Barley Salad With Squash and Broccoli
- Ready In:
- 45mins
- Ingredients:
- 10
- Serves:
-
4
ingredients
- 473.18 ml pumpkin, sliced 1/3 inch think
- 59.16 ml extra virgin olive oil
- sea salt
- ground black pepper
- 1 bunch broccoli, cut into florets (4 cups)
- 354.88 ml quick-cooking barley
- 59.14 ml fresh lemon juice
- 29.58 ml minced shallots
- 118.29 ml toasted chopped, almonds
- 118.29 ml raisins
directions
- Preheat oven to 450 degrees.
- Toss pumpkin and broccoli with 4 t olive oil and season with salt and pepper. Arrange in single layer on rimmed baking sheet or sheets. Roast until tender, about 30 minutes. Let cool slightly then cut squash slices into 1 inch pieces.

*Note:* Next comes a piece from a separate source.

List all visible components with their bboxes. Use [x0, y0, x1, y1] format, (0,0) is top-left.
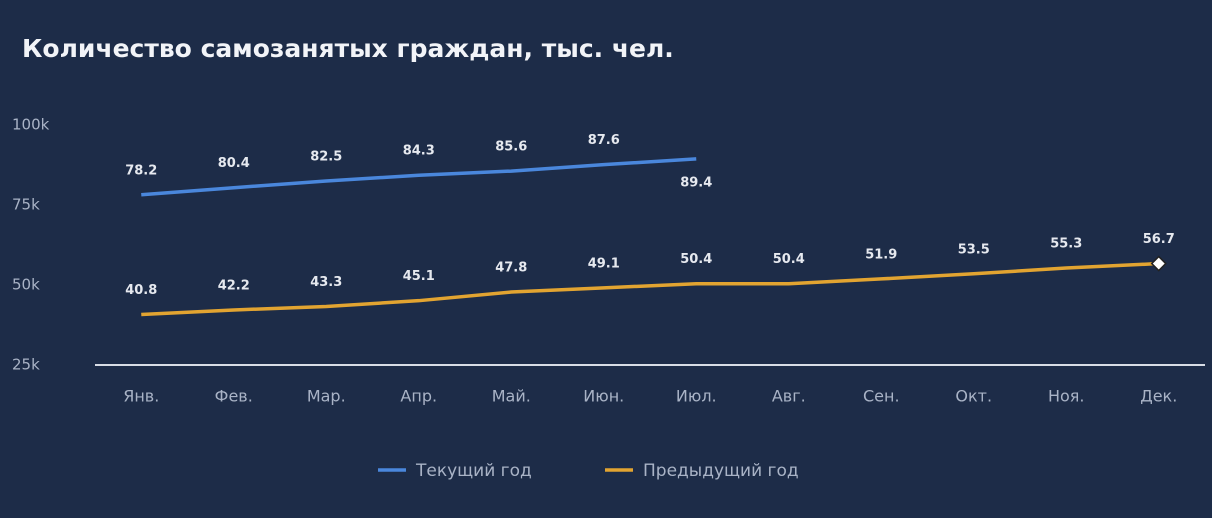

- While veggies are roasting, salt 3 cups of water and boil in saucepan. Add barley. Put lid on pan and simmer about 25 minutes. Drain and cool.
- In a large bowl whisk 2 T plus 2 t oil, lemon juice and shallot. Season with salt and pepper. Add everything else and season to taste with salt and pepper.